If you know a little bit about cocktails, you can probably spout off the main whiskey in a Manhattan (rye) and an Old Fashioned (bourbon).
But could you actually tell the difference between the two whiskey flavors? Probably not, says a new study in the Journal of Food Science.
When scientists asked participants to organize whiskeys in a blind flavor test, they couldn’t sort the booze samples by type (bourbon or rye)—only by brand (like Jim Beam).
Distinguishing flavor is tricky because bourbon and rye both fall in the same whiskey family (alongside scotch and Irish). So you have to look for nuances, says Tim Harland, the vice president of sales and marketing at Grand Teton Distillery in Idaho.
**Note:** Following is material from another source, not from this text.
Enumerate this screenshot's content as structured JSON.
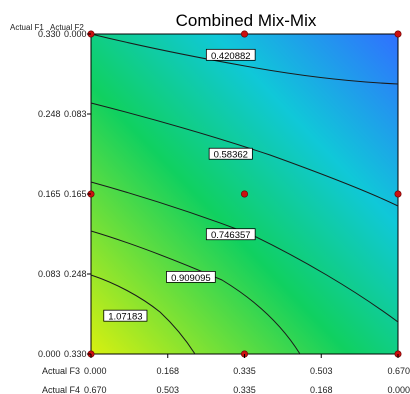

If you’re handed a highball glass from your girlfriend’s dad or from your boss at the next dinner meeting, here’s how to tell the difference between bourbon and rye to prove your whiskey prowess:
Bourbons have a sweeter, mellower undertone because they’re made from more corn than other whiskies. You’ll also pick up more of a caramel taste in bourbons, which comes from the oak barrels distillers use to age them.
Ryes, meanwhile, are a bit spicier, dryer, and more full-bodied than bourbons.
But the best way to ID bourbon, rye, and other whiskeys is to keep trying different bottles, and take mental notes of what you taste.
“Each individual picks up different flavors in the same glass of whiskey,” Harland says. You may taste caramel while your buddy gets more vanilla on his tongue. The more types of whiskeys you taste straight, the more you’ll understand how their flavor profiles differ.